Sometimes, it appears to me, that those with the least to pay (emotionally, spiritually, physically) have to pay the most and sometimes those who could pay tenfold the asking price and not even blink do not have to pay a dime.
There is a reason the Mennonite really like the Beatitudes. The Beatitudes are completely fair. They even have if/then statements built into them. Blessed are the mourners, for they will be comforted; blessed are the meek, for they will inherit the earth; if you are thirsty for righteousness, then you will be filled; if you are a peacemaker, then you will be called a child of God.
See? Symmetry. Anything less than this see-saw of if/then feels cheap to us. When something is too freely given to everyone, if there is not a price that comes with it, how can it have any value?
Now, it makes complete sense to waive that price for someone who cannot afford it. But to not even ask it of those who can? And yet God’s mercy means that people who have not spent their lives being peacemakers – in fact, maybe being the opposite – will still be called a child of God; that those who have never before known a thirst for righteousness will be sitting next us drinking their fill of the cup of Life; that I will sit in the wideness that is God’s mercy next to people who I think should have paid way more than they did for their seat.
It could have been worse for Gehazi, I suppose. It’s no Red Wedding or anything like that. And because Gehazi is mentioned again later, not appearing any the worse for wear, I think we can safely assume that his affliction was a temporary thing …. like an allergic reaction or a bad sunburn. But still, Gehazi was clearly being taught a lesson and so we are all taught a lesson. That God’s mercy is given – not according to our rules, not according to our understanding, not according to what we think is the appropriate price to pay.

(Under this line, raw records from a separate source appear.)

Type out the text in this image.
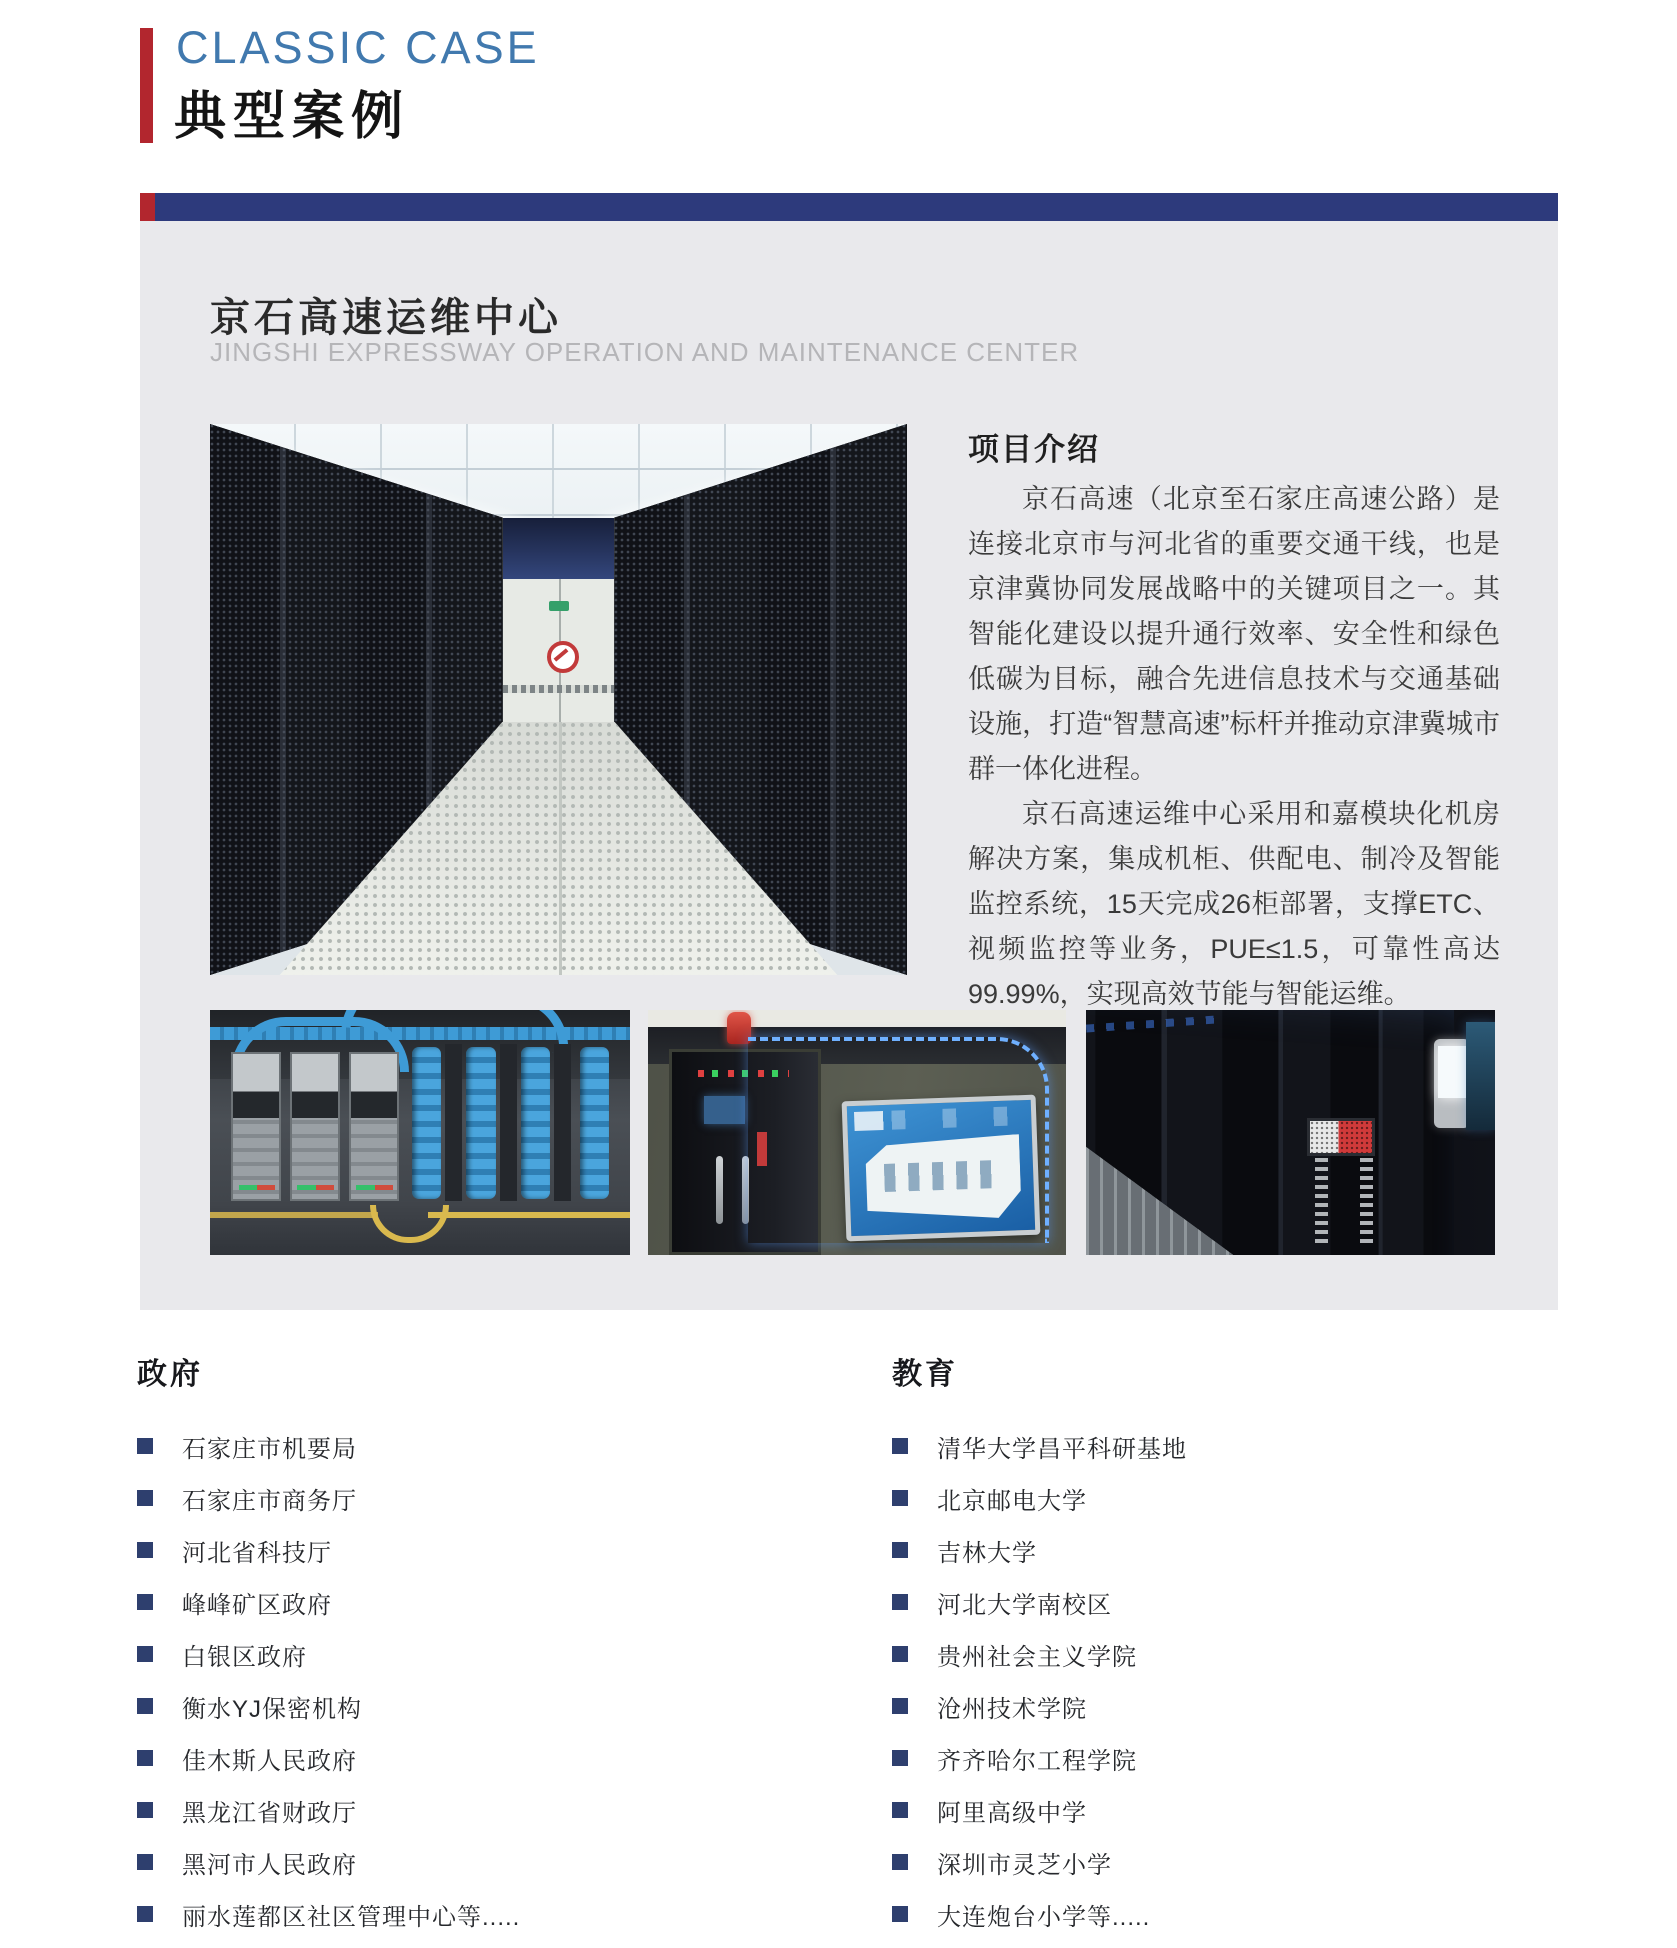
CLASSIC CASE
典型案例
京石高速运维中心
JINGSHI EXPRESSWAY OPERATION AND MAINTENANCE CENTER
项目介绍

京石高速（北京至石家庄高速公路）是连接北京市与河北省的重要交通干线，也是京津冀协同发展战略中的关键项目之一。其智能化建设以提升通行效率、安全性和绿色低碳为目标，融合先进信息技术与交通基础设施，打造“智慧高速”标杆并推动京津冀城市群一体化进程。

京石高速运维中心采用和嘉模块化机房解决方案，集成机柜、供配电、制冷及智能监控系统，15天完成26柜部署，支撑ETC、视频监控等业务，PUE≤1.5，可靠性高达99.99%，实现高效节能与智能运维。

政府
石家庄市机要局
石家庄市商务厅
河北省科技厅
峰峰矿区政府
白银区政府
衡水YJ保密机构
佳木斯人民政府
黑龙江省财政厅
黑河市人民政府
丽水莲都区社区管理中心等.....
教育
清华大学昌平科研基地
北京邮电大学
吉林大学
河北大学南校区
贵州社会主义学院
沧州技术学院
齐齐哈尔工程学院
阿里高级中学
深圳市灵芝小学
大连炮台小学等.....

But that God’s mercy is given to those who seek it and that we – humanity, other Christians — cannot determine what should or should not be the cost.
And while this is all terribly unfair it is at the same time it is completely fair. And thus the paradox at the heart of God’s mercy. Of God’s love. Of God’s grace. That it is a thing so beyond “value” that it has no value. Or maybe because it no “value” it is the most valuable thing known to us. That when we make God’s mercy anything less than completely free, when we put a cost to it, we cheapen it.
So we will be Gehazi, putting a price to things that have no price. But God will be merciful to us. For God’s love and grace knows no bounds and all anyone needs to do is ask.